Two positive numbers:
- Variance will usually be a larger number (because it uses squared units)
- Standard deviation will be in the same unit as scores (points), which is often easier to interpret

In [None]:
# Guided Practice 4: three lowest and three highest scores

sorted_scores = scores.sort_values(by="quiz_score")

lowest_three = sorted_scores.head(3)
highest_three = sorted_scores.tail(3)

print("Three lowest scores:")
display(lowest_three)

print("\nThree highest scores:")
display(highest_three)

### ✅ Expected output

You should see:
- The three lowest scores (including **68** and **70**)
- The three highest scores (including **92** and **94**)

Your exact student IDs should match the rows in the dataset.

## Hands-On: Write a Short Stats Summary

Imagine you’re reporting to someone who wants a quick update about how the class did.

### Task
1) Compute (or reuse) these values:
- mean
- median
- min
- max
- range
- standard deviation

2) Write **3–5 bullet points** interpreting what you found.

**Why this matters:** Analysts don’t just calculate numbers—they explain what the numbers *mean* in plain language.

In [None]:
# Hands-On: Compute a small summary

mean_score = scores["quiz_score"].mean()
median_score = scores["quiz_score"].median()
min_score = scores["quiz_score"].min()
max_score = scores["quiz_score"].max()
range_score = max_score - min_score
std_score = scores["quiz_score"].std()

print("Mean:", mean_score)
print("Median:", median_score)
print("Min:", min_score)
print("Max:", max_score)
print("Range:", range_score)
print("Standard Deviation:", std_score)

### ✅ Expected output

You should see the six statistics printed.
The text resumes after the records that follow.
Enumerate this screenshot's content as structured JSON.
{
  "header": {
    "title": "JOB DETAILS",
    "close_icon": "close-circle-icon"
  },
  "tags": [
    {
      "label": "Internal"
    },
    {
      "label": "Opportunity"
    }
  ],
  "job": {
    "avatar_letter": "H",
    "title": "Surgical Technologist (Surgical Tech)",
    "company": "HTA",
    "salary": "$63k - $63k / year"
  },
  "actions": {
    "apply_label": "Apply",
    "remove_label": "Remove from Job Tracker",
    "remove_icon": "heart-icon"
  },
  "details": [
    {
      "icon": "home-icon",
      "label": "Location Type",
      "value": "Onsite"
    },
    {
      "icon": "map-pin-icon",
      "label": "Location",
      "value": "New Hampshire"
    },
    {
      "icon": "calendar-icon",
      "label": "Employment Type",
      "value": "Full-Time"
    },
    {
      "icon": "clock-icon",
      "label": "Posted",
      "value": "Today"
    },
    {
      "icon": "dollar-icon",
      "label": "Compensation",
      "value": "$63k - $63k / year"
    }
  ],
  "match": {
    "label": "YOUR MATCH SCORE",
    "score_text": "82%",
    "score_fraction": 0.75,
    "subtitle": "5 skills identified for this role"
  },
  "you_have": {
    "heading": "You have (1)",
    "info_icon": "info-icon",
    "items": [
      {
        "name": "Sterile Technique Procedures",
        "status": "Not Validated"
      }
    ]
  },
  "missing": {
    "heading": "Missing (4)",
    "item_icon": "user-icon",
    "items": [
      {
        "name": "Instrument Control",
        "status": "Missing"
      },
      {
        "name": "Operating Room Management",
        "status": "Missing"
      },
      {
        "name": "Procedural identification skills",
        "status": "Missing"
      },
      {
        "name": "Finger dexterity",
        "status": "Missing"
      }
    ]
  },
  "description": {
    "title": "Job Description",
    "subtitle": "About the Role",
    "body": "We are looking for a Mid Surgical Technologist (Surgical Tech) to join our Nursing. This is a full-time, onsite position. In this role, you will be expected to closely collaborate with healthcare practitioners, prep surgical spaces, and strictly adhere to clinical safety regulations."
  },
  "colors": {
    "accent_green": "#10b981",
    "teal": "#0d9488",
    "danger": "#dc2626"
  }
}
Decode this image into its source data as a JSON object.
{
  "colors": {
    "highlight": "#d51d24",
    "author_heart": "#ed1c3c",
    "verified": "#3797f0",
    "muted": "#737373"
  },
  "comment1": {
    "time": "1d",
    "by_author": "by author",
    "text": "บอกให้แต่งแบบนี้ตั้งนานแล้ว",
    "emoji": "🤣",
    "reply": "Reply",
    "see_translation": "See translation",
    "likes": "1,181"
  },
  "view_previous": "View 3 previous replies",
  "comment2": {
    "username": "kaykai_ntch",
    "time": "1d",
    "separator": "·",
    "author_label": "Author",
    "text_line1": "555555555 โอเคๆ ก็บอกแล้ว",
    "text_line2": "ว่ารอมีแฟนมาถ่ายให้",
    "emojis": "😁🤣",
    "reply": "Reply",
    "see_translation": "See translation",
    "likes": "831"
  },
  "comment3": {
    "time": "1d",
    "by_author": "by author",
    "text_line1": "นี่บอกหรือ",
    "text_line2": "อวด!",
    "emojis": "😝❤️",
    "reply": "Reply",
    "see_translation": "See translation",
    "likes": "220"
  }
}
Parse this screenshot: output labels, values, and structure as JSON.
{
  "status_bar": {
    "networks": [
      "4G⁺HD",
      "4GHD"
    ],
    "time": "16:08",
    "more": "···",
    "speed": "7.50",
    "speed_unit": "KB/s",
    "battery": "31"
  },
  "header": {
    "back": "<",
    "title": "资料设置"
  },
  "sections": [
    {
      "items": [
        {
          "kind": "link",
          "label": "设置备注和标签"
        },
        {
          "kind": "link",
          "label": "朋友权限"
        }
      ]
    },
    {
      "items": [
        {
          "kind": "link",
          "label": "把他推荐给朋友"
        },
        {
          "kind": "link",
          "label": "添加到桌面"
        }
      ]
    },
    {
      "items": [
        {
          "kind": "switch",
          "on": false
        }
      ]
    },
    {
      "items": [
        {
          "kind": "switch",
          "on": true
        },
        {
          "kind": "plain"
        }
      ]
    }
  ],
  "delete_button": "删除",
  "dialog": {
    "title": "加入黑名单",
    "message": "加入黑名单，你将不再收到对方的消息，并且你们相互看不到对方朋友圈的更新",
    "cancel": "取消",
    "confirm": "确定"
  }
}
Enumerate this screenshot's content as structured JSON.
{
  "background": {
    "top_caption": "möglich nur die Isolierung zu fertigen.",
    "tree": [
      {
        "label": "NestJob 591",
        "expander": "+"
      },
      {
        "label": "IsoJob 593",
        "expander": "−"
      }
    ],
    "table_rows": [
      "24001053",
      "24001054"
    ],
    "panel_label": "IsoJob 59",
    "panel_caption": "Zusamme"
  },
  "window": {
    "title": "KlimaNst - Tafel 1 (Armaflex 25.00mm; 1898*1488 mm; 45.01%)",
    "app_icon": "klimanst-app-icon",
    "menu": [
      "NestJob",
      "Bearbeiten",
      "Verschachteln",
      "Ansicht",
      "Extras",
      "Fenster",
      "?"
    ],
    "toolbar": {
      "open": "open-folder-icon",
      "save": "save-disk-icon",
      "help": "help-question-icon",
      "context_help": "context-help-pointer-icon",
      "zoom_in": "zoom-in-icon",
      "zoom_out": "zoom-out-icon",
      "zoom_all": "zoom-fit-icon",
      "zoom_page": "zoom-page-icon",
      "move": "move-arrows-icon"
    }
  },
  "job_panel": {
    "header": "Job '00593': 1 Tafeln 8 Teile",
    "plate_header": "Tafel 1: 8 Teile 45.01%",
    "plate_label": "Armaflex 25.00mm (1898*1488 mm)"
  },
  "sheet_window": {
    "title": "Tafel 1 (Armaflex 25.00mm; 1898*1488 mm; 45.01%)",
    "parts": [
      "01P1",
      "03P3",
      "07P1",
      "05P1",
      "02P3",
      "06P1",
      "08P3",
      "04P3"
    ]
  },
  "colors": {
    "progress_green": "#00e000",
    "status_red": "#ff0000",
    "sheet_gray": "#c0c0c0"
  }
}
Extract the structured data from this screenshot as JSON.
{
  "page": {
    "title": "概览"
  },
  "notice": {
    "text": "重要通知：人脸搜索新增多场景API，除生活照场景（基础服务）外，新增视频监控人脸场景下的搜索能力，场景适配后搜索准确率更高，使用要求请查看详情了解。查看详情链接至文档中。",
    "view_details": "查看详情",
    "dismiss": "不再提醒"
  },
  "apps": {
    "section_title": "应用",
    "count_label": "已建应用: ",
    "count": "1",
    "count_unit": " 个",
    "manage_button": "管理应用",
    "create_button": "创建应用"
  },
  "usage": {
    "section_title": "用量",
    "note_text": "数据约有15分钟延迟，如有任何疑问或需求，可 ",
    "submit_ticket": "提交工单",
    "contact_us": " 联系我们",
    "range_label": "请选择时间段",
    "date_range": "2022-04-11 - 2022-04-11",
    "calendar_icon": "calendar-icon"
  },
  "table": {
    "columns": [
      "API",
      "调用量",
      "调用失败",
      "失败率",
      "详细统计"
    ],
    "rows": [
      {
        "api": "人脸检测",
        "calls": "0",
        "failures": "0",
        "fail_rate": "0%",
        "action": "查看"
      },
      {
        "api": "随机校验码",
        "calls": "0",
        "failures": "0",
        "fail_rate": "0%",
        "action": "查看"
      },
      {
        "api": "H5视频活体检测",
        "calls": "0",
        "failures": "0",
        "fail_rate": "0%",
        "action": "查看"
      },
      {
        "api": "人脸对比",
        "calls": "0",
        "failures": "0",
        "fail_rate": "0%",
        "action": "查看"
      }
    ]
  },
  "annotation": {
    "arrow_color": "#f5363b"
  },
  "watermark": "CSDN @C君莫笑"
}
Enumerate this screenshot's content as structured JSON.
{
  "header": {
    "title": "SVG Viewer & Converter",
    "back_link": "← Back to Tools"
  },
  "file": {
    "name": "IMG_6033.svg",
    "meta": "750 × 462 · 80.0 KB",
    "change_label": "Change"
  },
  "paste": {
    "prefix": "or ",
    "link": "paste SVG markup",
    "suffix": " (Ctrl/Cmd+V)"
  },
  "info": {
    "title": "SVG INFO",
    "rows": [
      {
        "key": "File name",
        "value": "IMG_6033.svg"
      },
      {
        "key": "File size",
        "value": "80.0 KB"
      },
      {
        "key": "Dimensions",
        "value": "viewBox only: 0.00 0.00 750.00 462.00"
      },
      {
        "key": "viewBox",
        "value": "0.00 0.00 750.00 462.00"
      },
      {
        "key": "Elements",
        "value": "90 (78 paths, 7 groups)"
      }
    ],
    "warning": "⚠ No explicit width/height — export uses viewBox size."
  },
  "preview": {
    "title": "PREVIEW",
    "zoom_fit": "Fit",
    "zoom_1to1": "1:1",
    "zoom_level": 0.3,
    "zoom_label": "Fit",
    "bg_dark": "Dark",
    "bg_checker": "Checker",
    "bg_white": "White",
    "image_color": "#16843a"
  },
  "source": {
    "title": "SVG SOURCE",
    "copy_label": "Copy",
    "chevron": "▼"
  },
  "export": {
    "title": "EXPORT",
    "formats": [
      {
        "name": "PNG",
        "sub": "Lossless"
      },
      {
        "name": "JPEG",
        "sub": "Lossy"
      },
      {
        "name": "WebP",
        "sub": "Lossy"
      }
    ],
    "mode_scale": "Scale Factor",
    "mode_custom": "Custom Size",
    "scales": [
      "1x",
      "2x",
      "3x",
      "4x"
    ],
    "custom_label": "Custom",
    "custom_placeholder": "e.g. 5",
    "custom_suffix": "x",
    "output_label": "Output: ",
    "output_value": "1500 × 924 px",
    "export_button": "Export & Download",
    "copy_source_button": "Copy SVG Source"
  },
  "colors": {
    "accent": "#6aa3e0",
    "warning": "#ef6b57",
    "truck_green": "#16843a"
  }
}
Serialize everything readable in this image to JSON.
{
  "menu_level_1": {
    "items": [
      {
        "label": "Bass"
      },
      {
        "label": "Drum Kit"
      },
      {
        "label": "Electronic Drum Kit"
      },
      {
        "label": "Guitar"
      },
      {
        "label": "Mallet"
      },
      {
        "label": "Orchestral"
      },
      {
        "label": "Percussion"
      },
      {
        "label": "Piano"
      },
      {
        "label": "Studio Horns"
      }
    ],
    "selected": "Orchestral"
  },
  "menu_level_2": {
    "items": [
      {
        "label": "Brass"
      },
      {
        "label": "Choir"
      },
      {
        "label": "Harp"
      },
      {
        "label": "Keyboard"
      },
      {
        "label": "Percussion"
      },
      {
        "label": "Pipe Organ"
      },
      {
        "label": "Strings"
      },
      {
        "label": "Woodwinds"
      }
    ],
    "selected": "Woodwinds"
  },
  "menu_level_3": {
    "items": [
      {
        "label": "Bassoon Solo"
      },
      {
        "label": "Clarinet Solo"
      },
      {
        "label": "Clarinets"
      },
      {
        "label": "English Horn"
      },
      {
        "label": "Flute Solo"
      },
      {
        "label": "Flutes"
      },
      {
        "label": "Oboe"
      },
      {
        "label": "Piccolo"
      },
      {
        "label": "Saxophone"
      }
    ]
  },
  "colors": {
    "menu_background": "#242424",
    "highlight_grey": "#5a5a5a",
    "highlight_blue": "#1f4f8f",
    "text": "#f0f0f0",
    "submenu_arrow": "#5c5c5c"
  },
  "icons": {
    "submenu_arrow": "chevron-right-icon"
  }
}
Use them to write your interpretation below (next cell).

### Write your interpretation (3–5 bullets)

- 
- 
- 
- 
- 

## Key Takeaways

- Measures of **central tendency** describe a typical value (mean/median/mode).
- Measures of **spread** describe variation (range/variance/std dev).
- Visuals like histograms and box plots help you see the distribution.
- In analytics, your job is to compute **and** communicate what it means.